The real reasons why migrants risk everything for a new life elsewhere: Saunders
2015/04/27 Leave a comment
Good in-depth piece by Doug Saunders, putting the current situation in context:
Even in its worst years, the Mediterranean boat-people flow is only a small part of the migration picture: tens of thousands of entrants in a continent of half a billion people that receives three million immigrants a year. Most Africans living in Europe are fully legal, visa-carrying immigrants who arrive at airports. Even the majority of illegal African immigrants in Europe aren’t boat people: They’re legal visitors who’ve overstayed their visas.
What has compounded the matter during the past 24 months has been the conflict in Syria. While only a fraction of people fleeing that country have attempted to go to Europe – the vast majority are encamped in Turkey, Jordan or Lebanon – that fraction has multiplied the numbers of boat people dramatically in 2014 and 2015. It now accounts for perhaps half of Mediterranean boat migrants (though the boat that was the subject of last weekend’s tragedy carried passengers almost entirely from sub-Saharan Africa).
Refugees tend to be temporary (the much larger exodus of asylum seekers that confronted Western Europe during the Balkan wars of the 1990s – a population shift that seemed even more intractable – mostly returned to their countries after the conflicts ended), and are dealt with through different policies than are migrants. In Europe, those policies are deeply dysfunctional, with little agreement among the 28 EU countries about how to handle refugee claimants or how to deport illegitimate ones – which has contributed to the death toll.
“There should be no reason for Syrian refugees to be getting on these boats, except that there has been no proper pathway for safe refugee acceptance opened up,” Dr. de Haas says. If Western countries would take their United Nations refugee responsibilities more seriously, Syrians wouldn’t be dying at sea.

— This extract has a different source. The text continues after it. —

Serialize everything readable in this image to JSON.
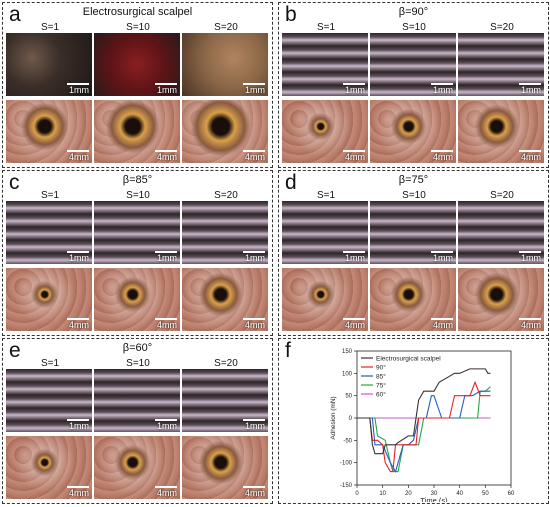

The most insidious notion is the one that holds that the Africans on the boats are starving villagers escaping famine and death. In fact, every boat person I’ve met has been ambitious, urban, educated, and, if not middle-class (though a surprising number are, as are an even larger number of Syrian refugees), then far from subsistence peasantry. They are very poor by European standards, but often comfortable by African and Middle Eastern ones. And no wonder: The boats cost upward of $2,000 to board (and you need more money to make a start in Europe). That’s a year’s income in many African countries.
Why would somebody risk their life, and their comfort, for a journey that at best would promise a marginal life in the underground economies of Europe?
Linguère Mously Mbaye, a scholar at the Bonn-based Institute for the Study of Labour, conducted a study of hundreds of people in Dakar, Senegal, who were planning to make the crossing to Europe.
The migrants tended not to be very poor. And they tended to be well-connected in Europe: They knew large numbers of people from their home country already living in Europe and working in similar occupations. In other words, they were tied into “migration networks” that communicated information about employment, small-business, housing and migration opportunities. Migrants tend to choose their European destinations not according to culture, language or history, but according to the number of people from their network who are living there – and also according to the economic success of their destination country.
The Syrian refugees are less tactical – and not as well linked into existing economies – than the Africans, but they, too, tend to come because they have connections to people or organizations in Europe. Concludes Dr. Mbaye, “Illegal migration starts first in thoughts, based upon the belief that success is only possible abroad.”
Both major studies found that the Africans who get onto the boats are not running from something awful, but running toward a specific, chosen opportunity, in employment or small business.
That’s a big reason that the boat-people flows have gone up and down so dramatically: Dr. de Haas’s studies found that the main driver of cross-Mediterranean migration is not any economic or political factor in Africa but “sustained demand [in Europe] for cheap labour in agriculture, services, and other informal sectors.” Even those who are fleeing – the Syrians, some Eritreans – are choosing where they flee based on a sense of opportunity.
The real reasons why migrants risk everything for a new life elsewhere – The Globe and Mail.